Aksi ratusan warga di Dusun Bangunmulyo di RW 12, RT 39, 40, 41 dan 42, melakukan penolakan kepulangan Riyanto ini lantaran masih trauma dan takut.

Ratusan warga yang terdiri kaum pria, wanita besar dan kecil melakukan aksinya di depan gang masuk ke Dusun Bangun Mulyo, Jumat (25/3/2022). Mereka trauma berat dengan aksi sadis Rianto yang membunuh dan menganiaya warga dan keluarganya sendiri.

Warga memasang banner penolakan, yang dipasang di pintu masuk gang Dusun Bangun Mulyo. Tak hanya itu warga juga melakukan penggalangan tanda tangan untuk menolak Riyanto pulang.

Salah-satu warga Lulun mengaku, pasca kejadian pembunuhan sadis oleh Rianto, warga lingkungan sangat trauma. Mereka berharap agar Rianto dihukum seberat-beratnya sebagai balasan terhadap perbuatannya.

“Kami warga trauma berat atas pembunuhan sadis yang dilakukan oleh Rianto. Bahkan ada suara sedikit saja di hati langsung merinding. Kami warga tidak setuju jika Rianto akan dipulangkan. Harusnya Rianto dihukum yang seberat-beratnya,”kata Lulun, warga Lingkungan Bangun Mulyo.

Sementara ketua RT 41, Nurhkolis mengatakan, seluruh warga sepakat menolak jika Rianto dipulangkan.
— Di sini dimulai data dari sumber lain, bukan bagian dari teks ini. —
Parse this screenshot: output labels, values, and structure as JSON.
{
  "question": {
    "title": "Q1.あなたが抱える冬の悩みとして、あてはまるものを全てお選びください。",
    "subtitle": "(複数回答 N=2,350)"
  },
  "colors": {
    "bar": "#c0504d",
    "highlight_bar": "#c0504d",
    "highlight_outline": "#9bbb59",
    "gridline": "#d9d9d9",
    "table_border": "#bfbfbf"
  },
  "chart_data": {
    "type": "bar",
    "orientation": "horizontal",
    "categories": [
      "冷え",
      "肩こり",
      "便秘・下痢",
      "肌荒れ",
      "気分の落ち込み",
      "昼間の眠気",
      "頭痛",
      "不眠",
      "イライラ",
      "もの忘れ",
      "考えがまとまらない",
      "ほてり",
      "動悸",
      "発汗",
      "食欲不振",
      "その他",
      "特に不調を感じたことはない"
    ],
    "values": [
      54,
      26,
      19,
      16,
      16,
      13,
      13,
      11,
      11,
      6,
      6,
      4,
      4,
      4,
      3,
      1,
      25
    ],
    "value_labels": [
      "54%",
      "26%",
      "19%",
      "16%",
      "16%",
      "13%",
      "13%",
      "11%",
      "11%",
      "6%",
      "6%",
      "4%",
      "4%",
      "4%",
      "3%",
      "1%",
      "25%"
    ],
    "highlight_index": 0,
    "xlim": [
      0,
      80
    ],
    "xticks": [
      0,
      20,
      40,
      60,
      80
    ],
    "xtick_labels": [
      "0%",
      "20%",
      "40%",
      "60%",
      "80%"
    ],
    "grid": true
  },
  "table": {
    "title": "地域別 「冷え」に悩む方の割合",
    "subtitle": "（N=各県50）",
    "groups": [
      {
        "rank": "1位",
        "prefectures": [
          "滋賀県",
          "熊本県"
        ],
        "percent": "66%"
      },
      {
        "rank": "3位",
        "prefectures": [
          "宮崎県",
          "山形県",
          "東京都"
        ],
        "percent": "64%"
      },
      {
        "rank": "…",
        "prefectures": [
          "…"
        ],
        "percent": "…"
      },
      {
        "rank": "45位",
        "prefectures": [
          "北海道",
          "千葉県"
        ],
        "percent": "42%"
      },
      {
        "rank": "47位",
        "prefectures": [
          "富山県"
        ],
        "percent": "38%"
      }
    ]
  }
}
Bahkan warga sudah menggalang tanda penolakan dan diserahkan kepada Kepala Desa.

“Jadi seluruh warga Bangun Mulyo sepakat dan menolak, jika Rianto akan dipulangkan ke rumahnya disini. Akibat trauma warga disini aja sampai dengar suara kodok aja takut. Kami dan seluruh warga juga sudah membubuhkan tanda tangan sebagai bentuk penolakan terhadap kepulangan Rianto,”jelas Nurkholis, Ketua RT 39.

Kepala Desa pojok Darwanto mengatakan, sebagai kepala Desa pihaknya menampung dan mendukung aksi dari warga. Karena warga Lingkungan Bangun Mulyo memang trauma berat.

“Namun kami menghimbau agar aksi dari warga dilakukan secara santun dan tetap menjaga situasi dan kondisi lingkungan agar tetap aman dan kondusif.” terang Darwanto.(Gar).